Following Certified Copy (France-Italy 2010), this is another Kiarostami film in which the Iranian filmmaker makes a film outside his own language and in a completely different culture. There is always a question over how filmmakers from ‘outside’ will represent Japanese culture, but most non-Japanese watching this film will probably not notice that this is an external view. Much has been made of the possible Ozu connections in the use of the camera, especially given Kiarostami’s own comments on the Japanese master. I’m not sure about this but I did feel some connection with another Ozu disciple, the Taiwanese filmmaker Hou Hsiao-hsien, especially via his Tokyo-set Café Lumiere. Kiarostami chose Yanagijima Katsumi as his cinematographer and his background includes work for Kitano Takeshi. I also enjoyed his work on Dreams for Sale in the last London Film Festival screenings. It’s possibly the opening nightclub scene that makes me think of Hou, but much of the rest of the film utilises long takes inside a car (as in the image at the head of this posting) and these are very much part of Kiarostami’s own style.

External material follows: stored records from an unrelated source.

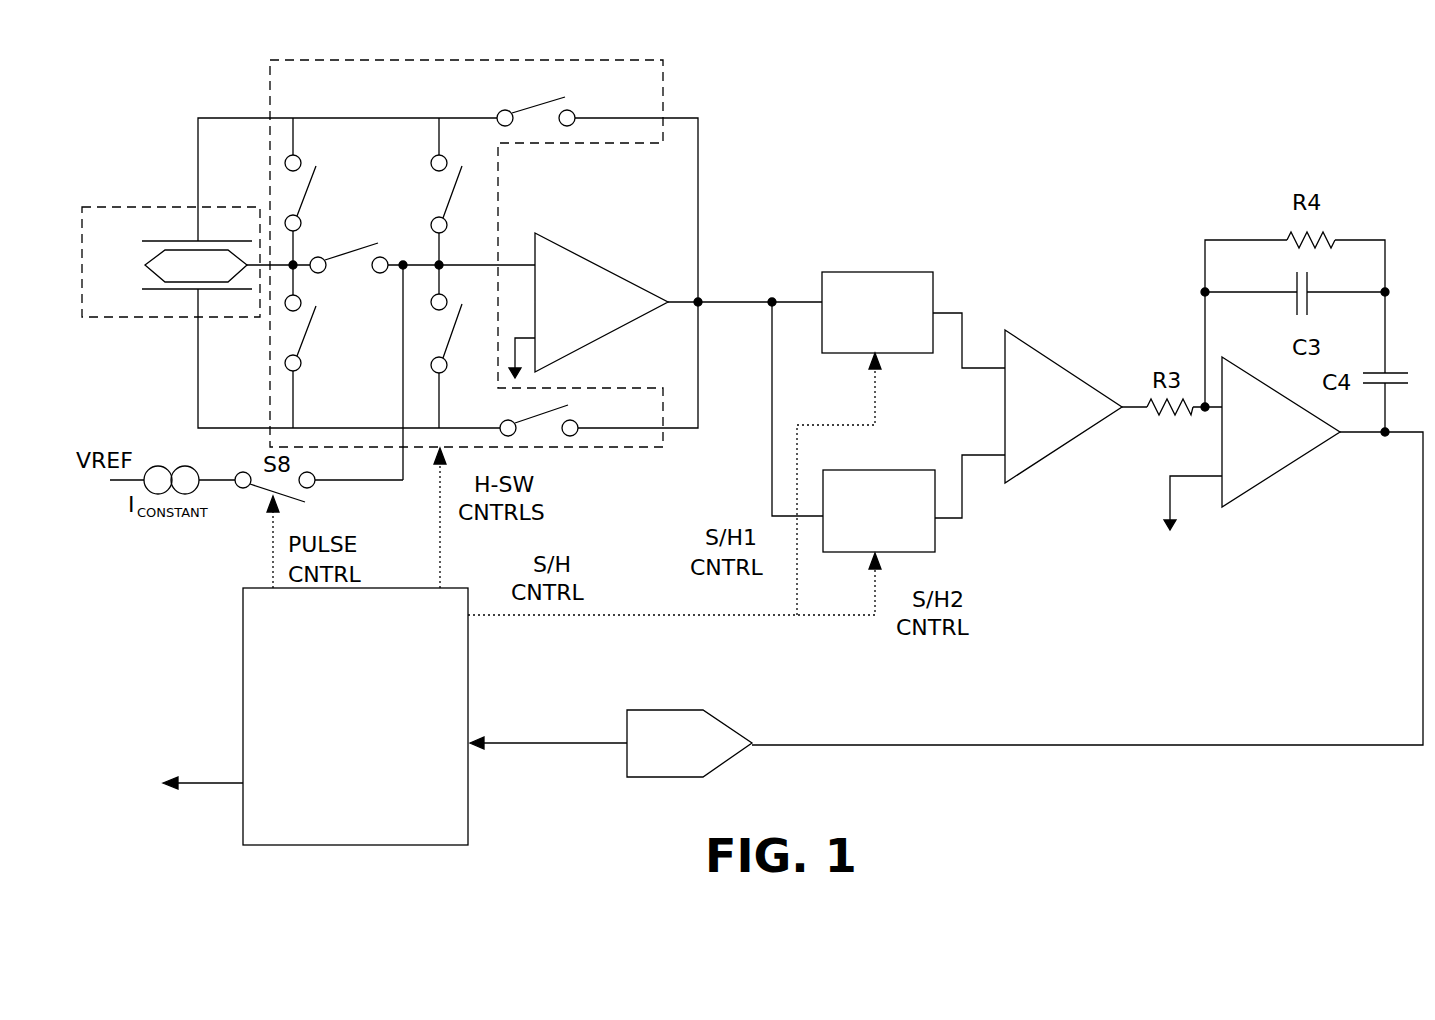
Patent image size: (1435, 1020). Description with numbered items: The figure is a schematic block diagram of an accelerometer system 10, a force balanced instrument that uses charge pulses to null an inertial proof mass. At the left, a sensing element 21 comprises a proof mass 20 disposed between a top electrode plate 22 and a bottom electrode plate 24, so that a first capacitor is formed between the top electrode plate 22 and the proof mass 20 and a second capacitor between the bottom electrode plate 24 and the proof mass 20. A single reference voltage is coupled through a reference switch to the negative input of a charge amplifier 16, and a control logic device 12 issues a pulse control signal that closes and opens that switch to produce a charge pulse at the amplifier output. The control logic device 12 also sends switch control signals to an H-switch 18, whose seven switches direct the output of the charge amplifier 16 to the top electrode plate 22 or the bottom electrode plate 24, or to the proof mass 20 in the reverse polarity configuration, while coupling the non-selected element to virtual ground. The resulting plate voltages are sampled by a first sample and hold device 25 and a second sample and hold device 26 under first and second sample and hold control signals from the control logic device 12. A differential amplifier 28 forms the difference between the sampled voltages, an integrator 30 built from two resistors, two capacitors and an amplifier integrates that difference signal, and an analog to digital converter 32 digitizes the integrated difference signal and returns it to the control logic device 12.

The accelerometer system 10 is at (1020, 82).
The control logic device 12 is at (315, 716).
The charge amplifier 16 is at (562, 246).
The H-switch 18 is at (645, 60).
The proof mass 20 is at (196, 266).
The sensing element 21 is at (170, 207).
The top electrode plate 22 is at (173, 240).
The bottom electrode plate 24 is at (171, 289).
The first sample and hold device 25 is at (873, 272).
The second sample and hold device 26 is at (878, 470).
The differential amplifier 28 is at (1062, 367).
The integrator 30 is at (1275, 477).
The analog to digital converter 32 is at (678, 710).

The question most cinephiles will ask themselves when they leave the cinema is about how they should interpret the title. I went straight to YouTube to find the version of the song used in the film. It’s a glorious track by Ella Fitzgerald from 1957. Its use is, in Kiarostami’s own words, there to represent what a person of his generation (Kiarostami is in his early seventies) might still be listening to. This is reinforced in the film’s dialogue when the client, Professor Watanabe, sings a few lines of ‘Que sera, sera (Whatever Will Be, Will Be)’ which for me will always refer to Doris Day’s version in the Hitchcock 1956 re-make of his own The Man Who Knew Too Much. The suggestion is that the old man perhaps acts ‘like someone in love’ or that he experiences events ‘like someone in love’. On the other hand, Akiko is interested in the old man’s music and his copy of a well-known Japanese painting. But we can’t be sure what she feels and indeed the main discourse in the film is ‘miscommunication’ – perhaps caused by more than one ‘someone in love’. I should also report that there is an element of danger and violence lying beneath the surface. Overall this is a film that is pleasurable to watch but which will also make you think, especially after its provocative final shot.